Así estuvo, pues, tumbado y dando vueltas en la cama hasta que dieron las seis. Entonces se levantó, se preparó un café y un baño. El periódico de la mañana ya había llegado, de modo que localizó las páginas de anuncios de ventas inmobiliarias; pero nada halló que despertase su interés. Después, se llevó el café al cuarto de baño y estuvo hundido en el vapor del agua caliente hasta las seis y media. La sola idea de las inclemencias del tiempo que sufrían lo puso de mal humor: ese eterno chapoteo en el aguanieve... Pero al menos ahora disponía de un vehículo que, esperaba, arrancaría a la primera.

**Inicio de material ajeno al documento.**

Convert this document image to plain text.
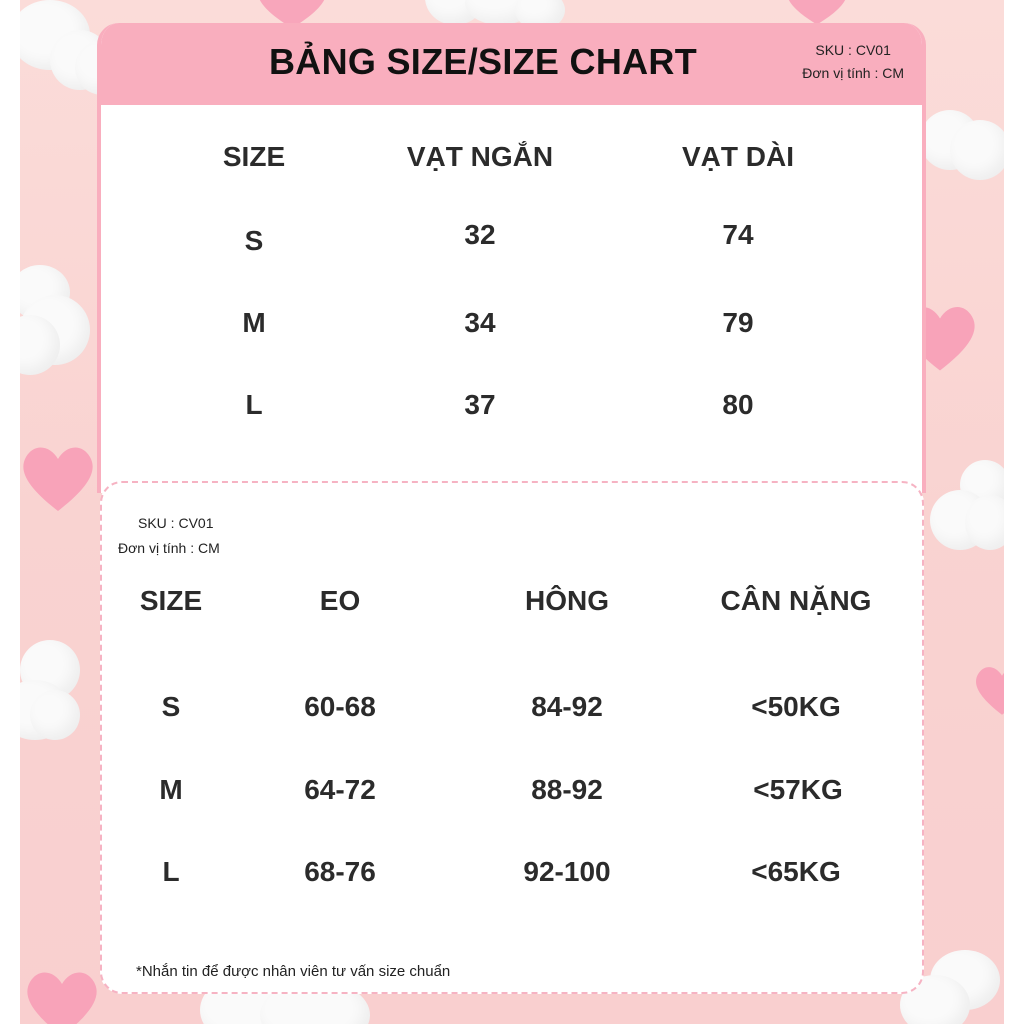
BẢNG SIZE/SIZE CHART	SKU : CV01
Đơn vị tính : CM
SIZE	VẠT NGẮN	VẠT DÀI
S	32	74
M	34	79
L	37	80
SKU : CV01
Đơn vị tính : CM
SIZE	EO	HÔNG	CÂN NẶNG
S	60-68	84-92	<50KG
M	64-72	88-92	<57KG
L	68-76	92-100	<65KG
*Nhắn tin để được nhân viên tư vấn size chuẩn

A las siete menos cuarto encendió el contacto del coche. El motor respondió en el acto. Puso rumbo a la comisaría y aparcó tan cerca de la entrada como le fue posible. Después, cruzó a la carrera la nieve fangosa hasta alcanzar la escalera exterior, donde a punto estuvo de resbalar y caer boca arriba. Ya en la recepción, vio a Martinson, ocupado en hojear la revista de la policía. Al ver a Wallander, el colega le hizo una seña a modo de saludo.
—Aquí dice que vamos a mejorar en todo —aseguró en tono amargo—. En especial, hemos de intensificar nuestras relaciones con los ciudadanos.
—¡Vaya! Eso es estupendo, ¿no?
El inspector veía su memoria asaltada por la imagen recurrente de un suceso acontecido en Malmö hacía ya veinte años. En aquella ocasión, una joven lo reprobó públicamente en una cafetería acusándolo de haberla agredido con su porra durante una manifestación en contra de la guerra de Vietnam. Por alguna razón, jamás había podido deshacerse de aquel recuerdo. El hecho de que la muchacha hubiese sido parcialmente culpable de que, más tarde, estuviesen a punto de matarlo de una cuchillada no se le antojaba tan importante. La expresión de su rostro, sin embargo, el desprecio absoluto que reflejaba su mirada, permanecieron indelebles en su mente.